Doris Paul spricht mit ihrem "Männerschnupfen" - der dem Nahtoderlebnis gleichzusetzenden Erkältung der Männer - zumindest dem weiblichen Publikum nahezu aus der Seele! Applaus aus den Reihen der Frauen - "Buh-Rufe" aus den Reihen der Männer sind der Lohn einer grandiosen Bütt - unvergleichbar, einzigartig vorgetragen - und wahrscheinlich ein Ticket in die "Närrische Weinprobe". Wir drücken unserer Doris ganz fest die Daumen!

Es folgen verschiedene Künstler und Weine und die Zeit vergeht wie im Flug auch wenn sich nicht alle Akteure an das "in der Kürze liegt die Würze"-Motto halten und teilweise acht Minuten eine ganz andere Bedeutung bekommen.

Gut vorbereitet übernimmt Jonas das fastnächtliche Zepter und präsentiert sein druckfrisches Werk.

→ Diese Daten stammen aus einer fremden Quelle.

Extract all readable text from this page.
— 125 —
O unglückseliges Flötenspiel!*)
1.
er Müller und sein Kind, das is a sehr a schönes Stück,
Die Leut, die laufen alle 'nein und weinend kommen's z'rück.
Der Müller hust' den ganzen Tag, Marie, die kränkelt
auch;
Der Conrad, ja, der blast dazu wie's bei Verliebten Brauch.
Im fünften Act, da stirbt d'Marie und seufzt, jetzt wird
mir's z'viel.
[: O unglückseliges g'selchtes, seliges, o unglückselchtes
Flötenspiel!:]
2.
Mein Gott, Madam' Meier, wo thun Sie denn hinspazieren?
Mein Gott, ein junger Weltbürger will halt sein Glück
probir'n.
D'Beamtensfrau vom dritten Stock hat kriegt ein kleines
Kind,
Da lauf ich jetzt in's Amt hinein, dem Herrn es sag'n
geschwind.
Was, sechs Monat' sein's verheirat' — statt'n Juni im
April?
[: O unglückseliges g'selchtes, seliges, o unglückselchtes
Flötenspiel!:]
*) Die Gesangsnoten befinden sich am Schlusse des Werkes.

"Baumarkt" wer kennt es nicht? "Schon einmal jemanden an der Information im Baumarkt angetroffen?" fragt er in seiner gewohnt frechen jedoch charmanten, fränkischen Art und findet es "schön dass er wieder da ist". Nur eine Dichtung wollte er besorgen, aber wer ihn kennt weiß, dass das sicher nicht alles ist.
Das Publikum ist begeistert - er trifft genau ins Schwarze und wird mit anhaltendem Applaus belohnt. Begeisterung zu später Stunde - für Jonas kein Problem!

Der Abend schließt im Stückfasskeller der Residenz mit einem 2017er Würzburger Stein Rieslaner Spätlese

Wir freuen uns auf eine erfolgreiche Session 2019.